Dia menggeleng. "Jadi buruh di kota kurang-kurang cerdas cuma bisa gali lobang tutup lobang, Pak."
Diam-diam saya ingat sebuah artikel di https://t.co/gEt5osLBaE yang menyatakan Lewat Omnibus Law, Driver Ojol Bisa Jadi Pengusaha dengan PT Sendiri.
Dengan begitu, meski jadi tukang ojek tapi tetap bisa jadi  pekerja sejahtera. Berita ini saya pikir bisa memotivasi siswa ini supaya meski jadi pekerja kampung, namun tetap berkesempatan maju.
Saya tahu melalui omnibus law cipta kerja Pemerintah berencana mempermudah syarat pembentukan PT (perseroan terbatas) bagi pelaku usaha mikro dan kecil seperti banyak terdapat di daerah. Kemudahan pembentukan PT dilakukan dengan adanya perubahan terhadap beberapa ketentuan UU Nomor 40 Tahun 2007 tentang Perseroan Terbatas.
Melalui Undang-Undang Omnibus Law Cipta Kerja kemudahan dilakukan dengan mengubah beberapa beleid dalam UU Nomor 40 Tahun 2007, seperti soal pembentukan PT yang akan bisa dilakukan oleh pelaku usaha mikro dan kecil yang bebas biaya. Sebelumnya kan kalau mau bikin PT pengusaha kecil harus bayar lima puluhan juta.

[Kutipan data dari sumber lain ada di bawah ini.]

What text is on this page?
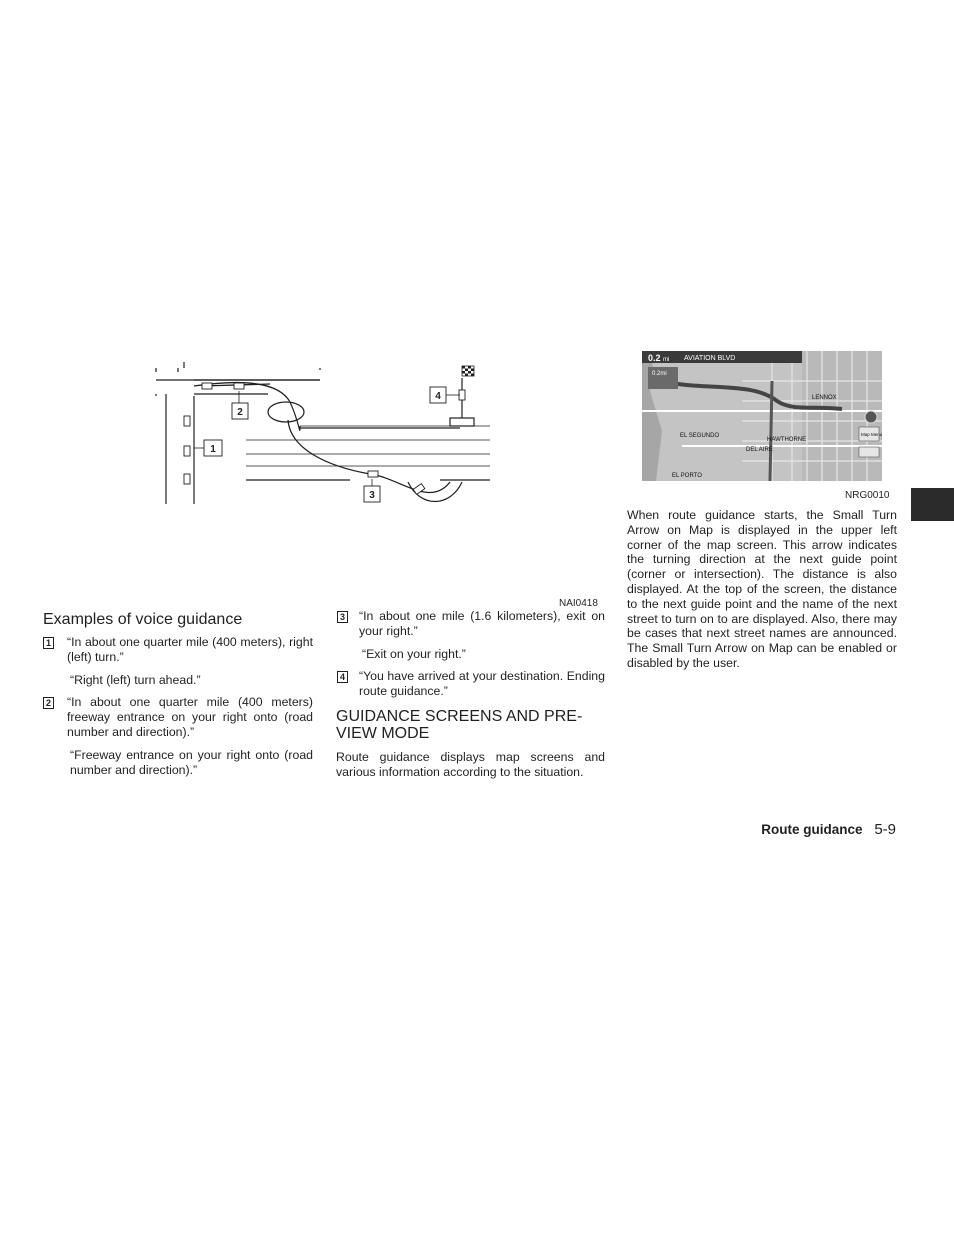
1
2
3
4
NAI0418
0.2 mi AVIATION BLVD
0.2mi
LENNOX
EL SEGUNDO
HAWTHORNE
DEL AIRE
EL PORTO
Map Menu
NRG0010
Examples of voice guidance
1 “In about one quarter mile (400 meters), right (left) turn.”
“Right (left) turn ahead.”
2 “In about one quarter mile (400 meters) freeway entrance on your right onto (road number and direction).”
“Freeway entrance on your right onto (road number and direction).”
3 “In about one mile (1.6 kilometers), exit on your right.”
“Exit on your right.”
4 “You have arrived at your destination. Ending route guidance.”
GUIDANCE SCREENS AND PRE-VIEW MODE
Route guidance displays map screens and various information according to the situation.
When route guidance starts, the Small Turn Arrow on Map is displayed in the upper left corner of the map screen. This arrow indicates the turning direction at the next guide point (corner or intersection). The distance is also displayed. At the top of the screen, the distance to the next guide point and the name of the next street to turn on to are displayed. Also, there may be cases that next street names are announced. The Small Turn Arrow on Map can be enabled or disabled by the user.
Route guidance 5-9
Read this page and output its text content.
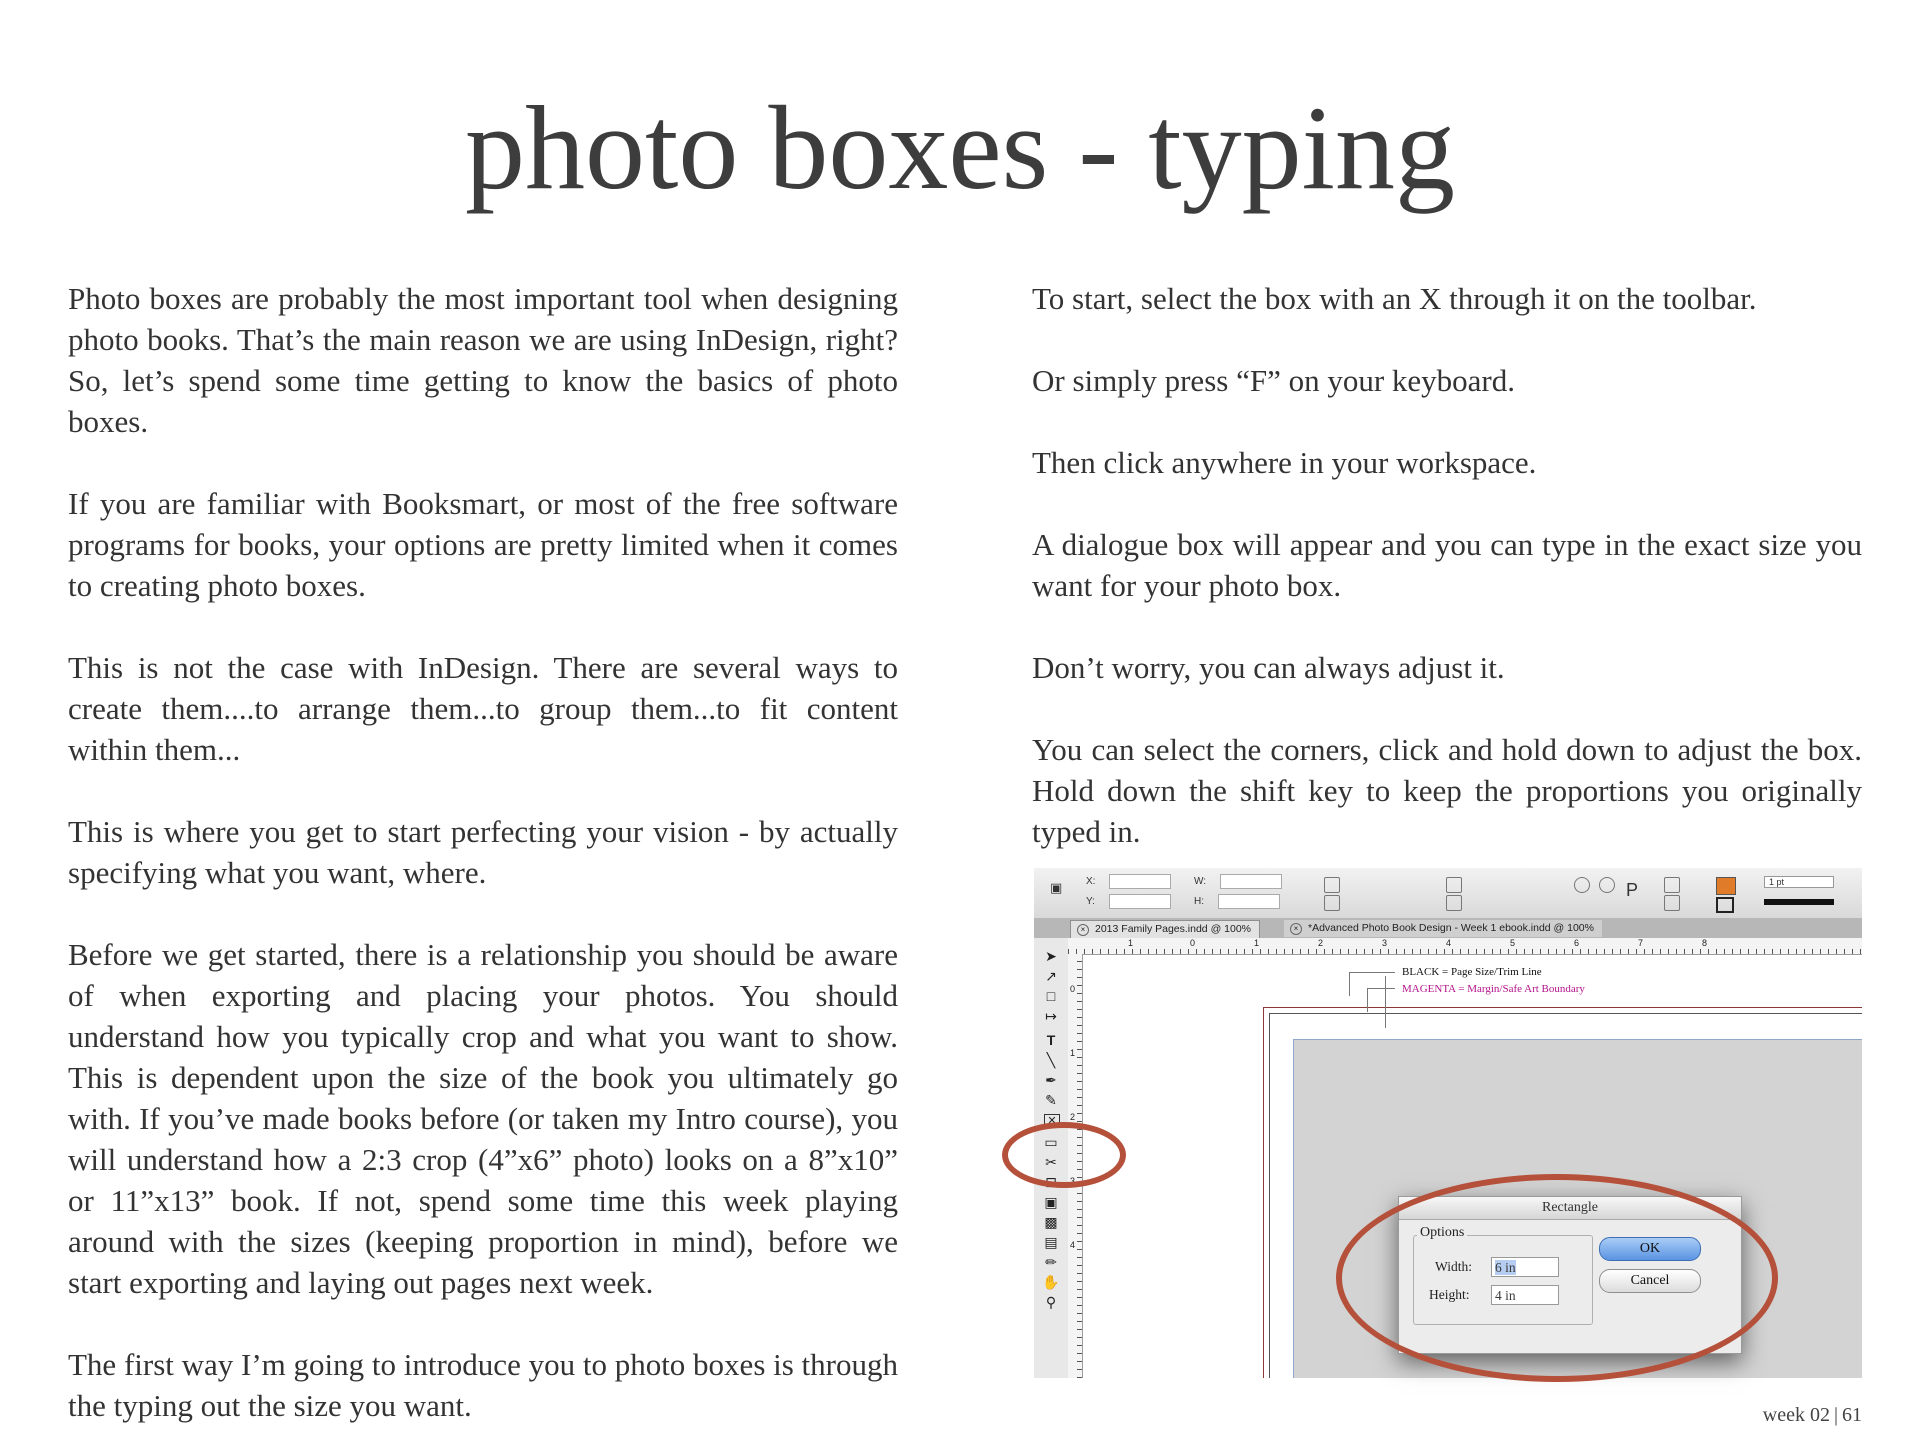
photo boxes - typing

Photo boxes are probably the most important tool when designing photo books. That’s the main reason we are using InDesign, right? So, let’s spend some time getting to know the basics of photo boxes.

If you are familiar with Booksmart, or most of the free software programs for books, your options are pretty limited when it comes to creating photo boxes.

This is not the case with InDesign. There are several ways to create them....to arrange them...to group them...to fit content within them...

This is where you get to start perfecting your vision - by actually specifying what you want, where.

Before we get started, there is a relationship you should be aware of when exporting and placing your photos. You should understand how you typically crop and what you want to show. This is dependent upon the size of the book you ultimately go with. If you’ve made books before (or taken my Intro course), you will understand how a 2:3 crop (4”x6” photo) looks on a 8”x10” or 11”x13” book. If not, spend some time this week playing around with the sizes (keeping proportion in mind), before we start exporting and laying out pages next week.

The first way I’m going to introduce you to photo boxes is through the typing out the size you want.

To start, select the box with an X through it on the toolbar.

Or simply press “F” on your keyboard.

Then click anywhere in your workspace.

A dialogue box will appear and you can type in the exact size you want for your photo box.

Don’t worry, you can always adjust it.

You can select the corners, click and hold down to adjust the box. Hold down the shift key to keep the proportions you originally typed in.

▣ X:
Y:
W:
H:
P	1 pt
× 2013 Family Pages.indd @ 100%	× *Advanced Photo Book Design - Week 1 ebook.indd @ 100%
➤
↗
□
↦
T
╲
✒
✎
✕
▭
✂
⊡
▣
▩
▤
✏
✋
⚲
1	0	1	2	3	4	5	6	7	8
0
1
2
3
4
BLACK = Page Size/Trim Line
MAGENTA = Margin/Safe Art Boundary
Rectangle
Options
Width: 6 in
Height: 4 in
OK
Cancel
week 02 | 61
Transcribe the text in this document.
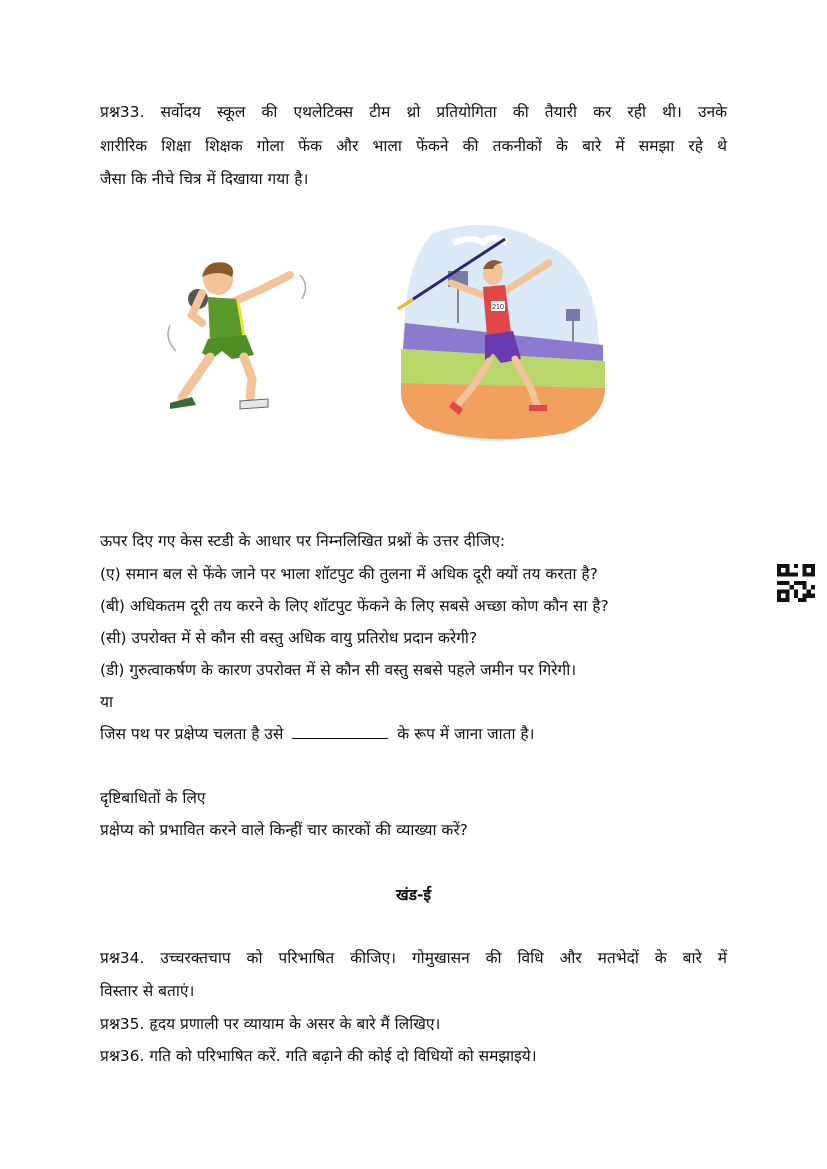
प्रश्न33. सर्वोदय स्कूल की एथलेटिक्स टीम थ्रो प्रतियोगिता की तैयारी कर रही थी। उनके
शारीरिक शिक्षा शिक्षक गोला फेंक और भाला फेंकने की तकनीकों के बारे में समझा रहे थे
जैसा कि नीचे चित्र में दिखाया गया है।
210
ऊपर दिए गए केस स्टडी के आधार पर निम्नलिखित प्रश्नों के उत्तर दीजिए:
(ए) समान बल से फेंके जाने पर भाला शॉटपुट की तुलना में अधिक दूरी क्यों तय करता है?
(बी) अधिकतम दूरी तय करने के लिए शॉटपुट फेंकने के लिए सबसे अच्छा कोण कौन सा है?
(सी) उपरोक्त में से कौन सी वस्तु अधिक वायु प्रतिरोध प्रदान करेगी?
(डी) गुरुत्वाकर्षण के कारण उपरोक्त में से कौन सी वस्तु सबसे पहले जमीन पर गिरेगी।
या
जिस पथ पर प्रक्षेप्य चलता है उसे	के रूप में जाना जाता है।
दृष्टिबाधितों के लिए
प्रक्षेप्य को प्रभावित करने वाले किन्हीं चार कारकों की व्याख्या करें?
खंड-ई
प्रश्न34. उच्चरक्तचाप को परिभाषित कीजिए। गोमुखासन की विधि और मतभेदों के बारे में
विस्तार से बताएं।
प्रश्न35. हृदय प्रणाली पर व्यायाम के असर के बारे मैं लिखिए।
प्रश्न36. गति को परिभाषित करें. गति बढ़ाने की कोई दो विधियों को समझाइये।
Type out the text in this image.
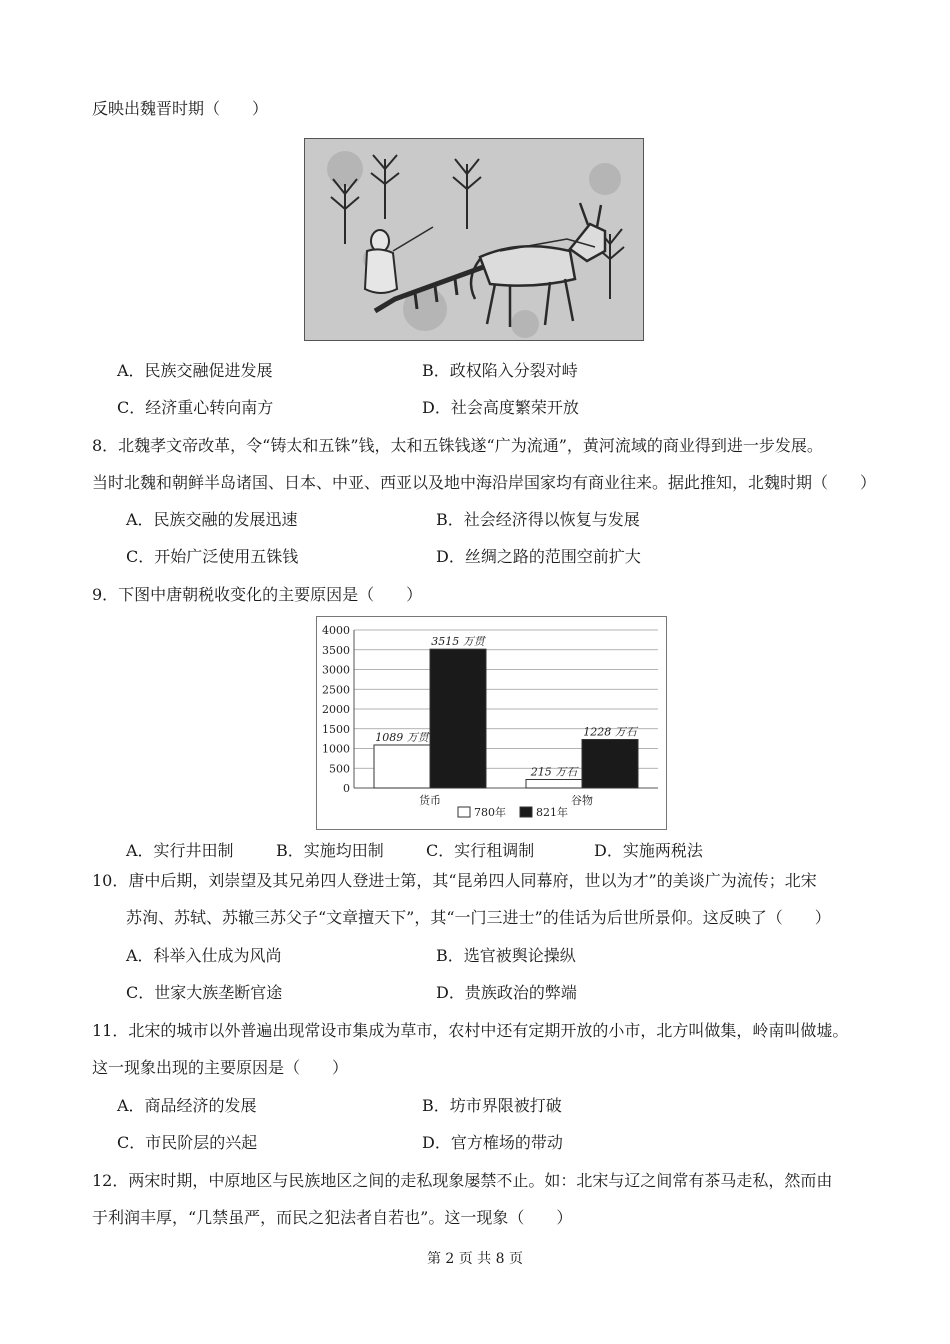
反映出魏晋时期（　　）
A．民族交融促进发展	B．政权陷入分裂对峙
C．经济重心转向南方	D．社会高度繁荣开放
8．北魏孝文帝改革，令“铸太和五铢”钱，太和五铢钱遂“广为流通”，黄河流域的商业得到进一步发展。
当时北魏和朝鲜半岛诸国、日本、中亚、西亚以及地中海沿岸国家均有商业往来。据此推知，北魏时期（　　）
A．民族交融的发展迅速	B．社会经济得以恢复与发展
C．开始广泛使用五铢钱	D．丝绸之路的范围空前扩大
9．下图中唐朝税收变化的主要原因是（　　）
0
500
1000
1500
2000
2500
3000
3500
4000
1089 万贯
3515 万贯
货币
215 万石
1228 万石
谷物
780年	821年
A．实行井田制	B．实施均田制	C．实行租调制	D．实施两税法
10．唐中后期，刘崇望及其兄弟四人登进士第，其“昆弟四人同幕府，世以为才”的美谈广为流传；北宋
苏洵、苏轼、苏辙三苏父子“文章擅天下”，其“一门三进士”的佳话为后世所景仰。这反映了（　　）
A．科举入仕成为风尚	B．选官被舆论操纵
C．世家大族垄断官途	D．贵族政治的弊端
11．北宋的城市以外普遍出现常设市集成为草市，农村中还有定期开放的小市，北方叫做集，岭南叫做墟。
这一现象出现的主要原因是（　　）
A．商品经济的发展	B．坊市界限被打破
C．市民阶层的兴起	D．官方榷场的带动
12．两宋时期，中原地区与民族地区之间的走私现象屡禁不止。如：北宋与辽之间常有茶马走私，然而由
于利润丰厚，“几禁虽严，而民之犯法者自若也”。这一现象（　　）
第 2 页 共 8 页
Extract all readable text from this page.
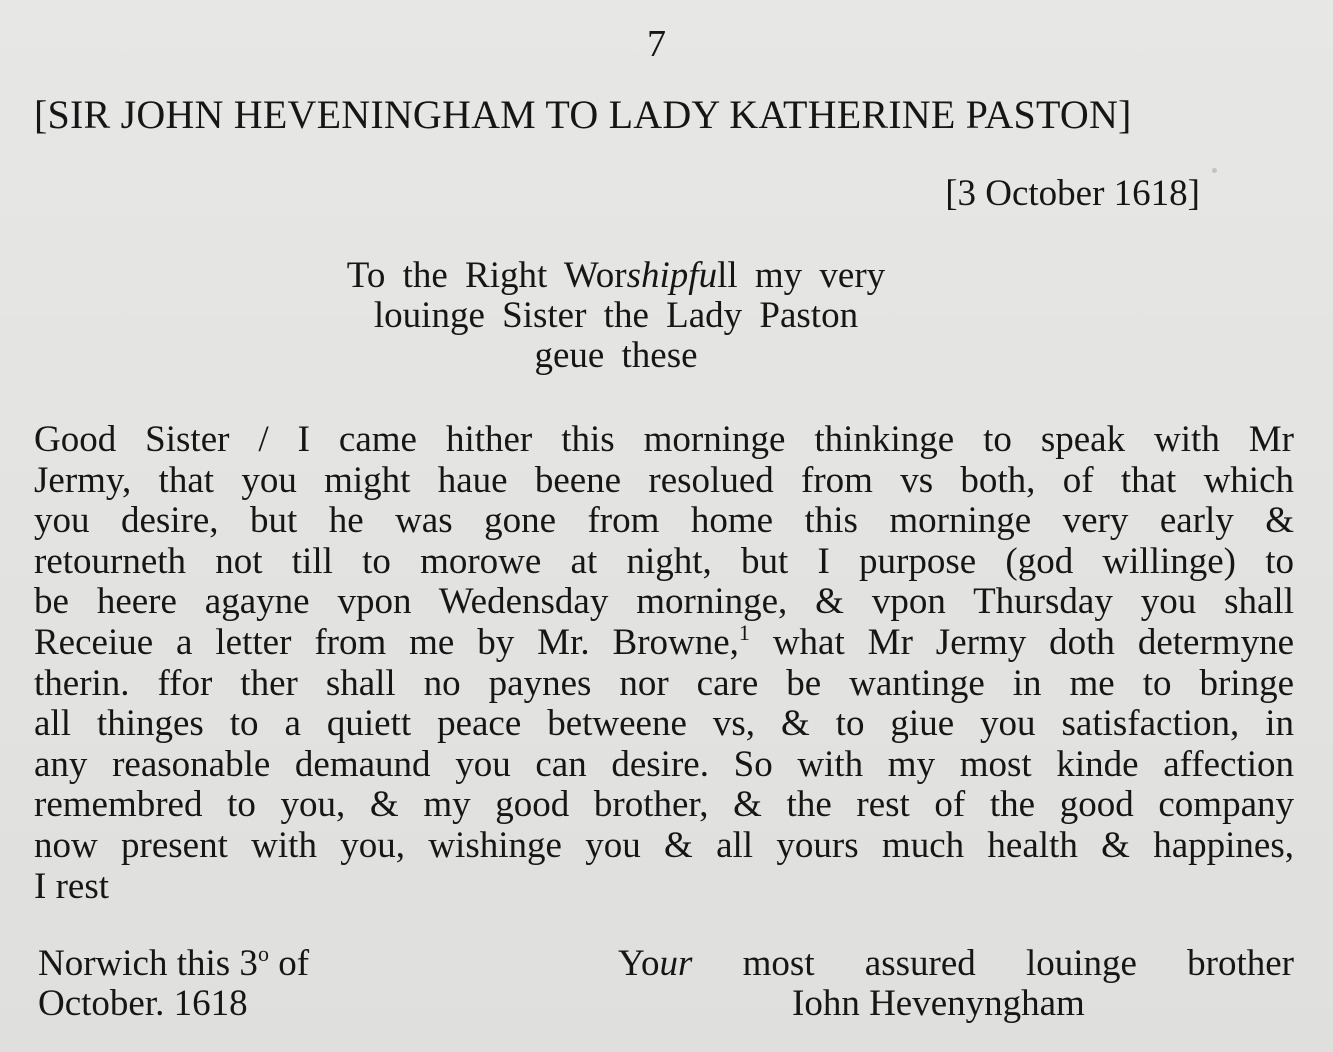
7
[SIR JOHN HEVENINGHAM TO LADY KATHERINE PASTON]
[3 October 1618]
To the Right Worshipfull my very
louinge Sister the Lady Paston
geue these
Good Sister / I came hither this morninge thinkinge to speak with Mr
Jermy, that you might haue beene resolued from vs both, of that which
you desire, but he was gone from home this morninge very early &
retourneth not till to morowe at night, but I purpose (god willinge) to
be heere agayne vpon Wedensday morninge, & vpon Thursday you shall
Receiue a letter from me by Mr. Browne,$^1$ what Mr Jermy doth determyne
therin. ffor ther shall no paynes nor care be wantinge in me to bringe
all thinges to a quiett peace betweene vs, & to giue you satisfaction, in
any reasonable demaund you can desire. So with my most kinde affection
remembred to you, & my good brother, & the rest of the good company
now present with you, wishinge you & all yours much health & happines,
I rest
Norwich this 3$^o$ of
October. 1618
Your most assured louinge brother
Iohn Hevenyngham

Dengan Undang-Undang Omnibus Law Cipta Kerja meski seorang tukang ojek bisa jadi entrepreneur dengan PT punya sendiri. Sebagai informasi, aturan mengenai pembentukan PT yang bisa dilakukan oleh satu orang itu diatur dalam pasal 7 ayat 8 Bagian Keempat RUU Omnibus Law Cipta Kerja tentang Perseroan Terbatas.Â
Pengurusannya ke Kementrian Hukum dan HAM pun mudah karena bisa dilakukan secara online. Jika demikian bukankah kesejahteraan pekerja yang bergerak di sektor buruh akan bisa meningkat?
Namun tentu saja bukan di Indonesia namanya kalau apapun program pemerintah tidak mendapat rongrongan. Entah dari pihak yang merasa diuntungkan apalagi dari sisi yang merasa akan dirugikan.
Kerikil tajam Omnibus Law Cipta Kerja menuju kerja sejahtera sudah bermunculan sejak inisiasi ini mengemuka. Kabarnya penentangan besar-besaran akan ada pada tanggal 23 atau 24 Maret, berupa aksi besar-besaran 50.000 buruh, seperti disampaikan Said Iqbal ketua KSPI yang menuntut agar aturan ketenagakerjaan tak diubah dan tetap mengacu pada UU Nomor 13 Tahun 2003 tentang Ketenagakerjaan.
Saya sendiri tidak habis pikir. Dengan kecanggihan teknologi, perkembangan jaman dan peradaban yang terus semakin maju bukankah kita harus bisa mengimbanginya? Dengan adanya omnibus law melalui penciptaan lapangan kerja, pengikatan investasi, dan peningkatan produktivitas perubahan struktur ekonomi bangsa akan meningkat. Kok pada menolak?
Kita sudah bisa akses informasi dengan mudah jika sebelumnya terdapat ribuan peraturan pusat dan belasan ribu peraturan daerah. Dengan banyaknya peraturan itu sudah terbayang bagaimana rumit dan kompleksnya regulasi di negara kita. Dengan omnibus law, semua itu bisa dipangkas, disederhanakan bahkan semuanya bisa diselaraskan.